Another animal appears in the exhibition, now in Marina Borges’ work Ratão. The large-scale printed image seems to evoke the notion of a mascot—another curious device often used to establish visual identity, generate emotional connection with an audience, or even bring good luck. In her other two works, we are presented with the view of an empty game board—staging the ever-possible beginning of a game between two people—and a glimpse into a private scene between two bodies, partially visible through a hole or peephole-like cutout, as if peering through the neighbor’s door.
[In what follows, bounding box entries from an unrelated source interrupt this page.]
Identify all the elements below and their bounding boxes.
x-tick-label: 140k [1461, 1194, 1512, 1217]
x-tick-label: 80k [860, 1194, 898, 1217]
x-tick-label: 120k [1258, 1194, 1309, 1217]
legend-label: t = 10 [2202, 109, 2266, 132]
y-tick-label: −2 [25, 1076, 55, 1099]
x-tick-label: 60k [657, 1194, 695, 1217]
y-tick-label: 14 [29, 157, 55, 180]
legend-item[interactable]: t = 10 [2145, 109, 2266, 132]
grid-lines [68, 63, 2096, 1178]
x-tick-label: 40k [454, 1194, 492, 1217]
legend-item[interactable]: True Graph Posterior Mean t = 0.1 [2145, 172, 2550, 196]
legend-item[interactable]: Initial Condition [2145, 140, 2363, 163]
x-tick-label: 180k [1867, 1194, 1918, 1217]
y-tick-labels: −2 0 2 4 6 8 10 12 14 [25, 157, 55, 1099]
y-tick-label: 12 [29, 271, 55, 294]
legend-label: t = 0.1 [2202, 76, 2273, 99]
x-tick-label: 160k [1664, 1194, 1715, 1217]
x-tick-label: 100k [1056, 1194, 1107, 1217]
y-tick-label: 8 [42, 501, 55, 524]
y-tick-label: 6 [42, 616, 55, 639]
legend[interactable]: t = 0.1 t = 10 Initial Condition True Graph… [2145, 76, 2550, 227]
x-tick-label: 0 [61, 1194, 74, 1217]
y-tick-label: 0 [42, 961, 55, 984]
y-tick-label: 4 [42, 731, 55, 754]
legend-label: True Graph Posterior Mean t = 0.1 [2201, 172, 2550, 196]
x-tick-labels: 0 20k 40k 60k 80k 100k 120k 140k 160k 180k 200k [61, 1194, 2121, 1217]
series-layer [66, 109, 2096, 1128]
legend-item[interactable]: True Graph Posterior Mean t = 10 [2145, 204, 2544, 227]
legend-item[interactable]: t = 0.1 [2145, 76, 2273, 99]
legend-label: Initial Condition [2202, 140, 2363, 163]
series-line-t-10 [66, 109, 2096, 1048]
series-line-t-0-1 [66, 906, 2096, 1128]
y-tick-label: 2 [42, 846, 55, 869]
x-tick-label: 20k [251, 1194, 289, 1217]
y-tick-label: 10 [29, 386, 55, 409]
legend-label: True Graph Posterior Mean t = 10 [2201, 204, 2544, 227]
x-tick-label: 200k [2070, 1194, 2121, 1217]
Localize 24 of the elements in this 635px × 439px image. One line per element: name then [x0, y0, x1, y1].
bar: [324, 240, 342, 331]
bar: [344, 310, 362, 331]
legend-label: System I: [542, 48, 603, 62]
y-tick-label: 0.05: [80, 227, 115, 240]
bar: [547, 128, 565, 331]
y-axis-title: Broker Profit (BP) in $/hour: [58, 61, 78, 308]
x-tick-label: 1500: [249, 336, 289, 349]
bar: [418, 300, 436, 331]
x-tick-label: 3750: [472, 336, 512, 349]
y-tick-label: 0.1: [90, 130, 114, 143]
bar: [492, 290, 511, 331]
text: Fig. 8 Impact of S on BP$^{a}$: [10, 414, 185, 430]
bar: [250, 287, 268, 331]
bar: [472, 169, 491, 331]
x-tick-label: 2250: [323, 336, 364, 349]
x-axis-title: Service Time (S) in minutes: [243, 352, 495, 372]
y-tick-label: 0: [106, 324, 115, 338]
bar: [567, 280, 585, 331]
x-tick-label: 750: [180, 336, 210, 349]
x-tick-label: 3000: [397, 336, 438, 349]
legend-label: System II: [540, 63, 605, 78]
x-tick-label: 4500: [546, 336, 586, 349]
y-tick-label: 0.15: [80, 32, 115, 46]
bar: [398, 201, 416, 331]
With Allan Pinheiro, we are confronted with widely circulated images around which leisure and entertainment emerge. In the painting Furacão 2000, we see the logo of the iconic Rio de Janeiro-based production company and record label, largely responsible for popularizing funk in the 1990s. In its television format, Furacão 2000 allowed viewers to watch behind-the-scenes moments from funk parties and shows during their lunch breaks. On a smaller scale, the work Faz favor.peg shows a meme from @juliocesaroficial00, a well-known TikTok profile. Both the meme and the videos function here as ephemeral resources around which messages are generated and shared.
Finally, in the installation project Bom dia, by Estelle Flores and Érica Storer, we encounter another mechanism around which belonging and communication are produced: digital stickers. In A working mind, Flores introduces us to an aesthetic reminiscent of Second Life, a platform that popularized life simulation and personal/family fiction in the digital realm. And in Men at Work (last return), by Storer, we face generic statements commonly seen in our urban circulations—signs that, no matter how anonymous or objective they may seem, feel curiously familiar and deeply woven into our everyday lives.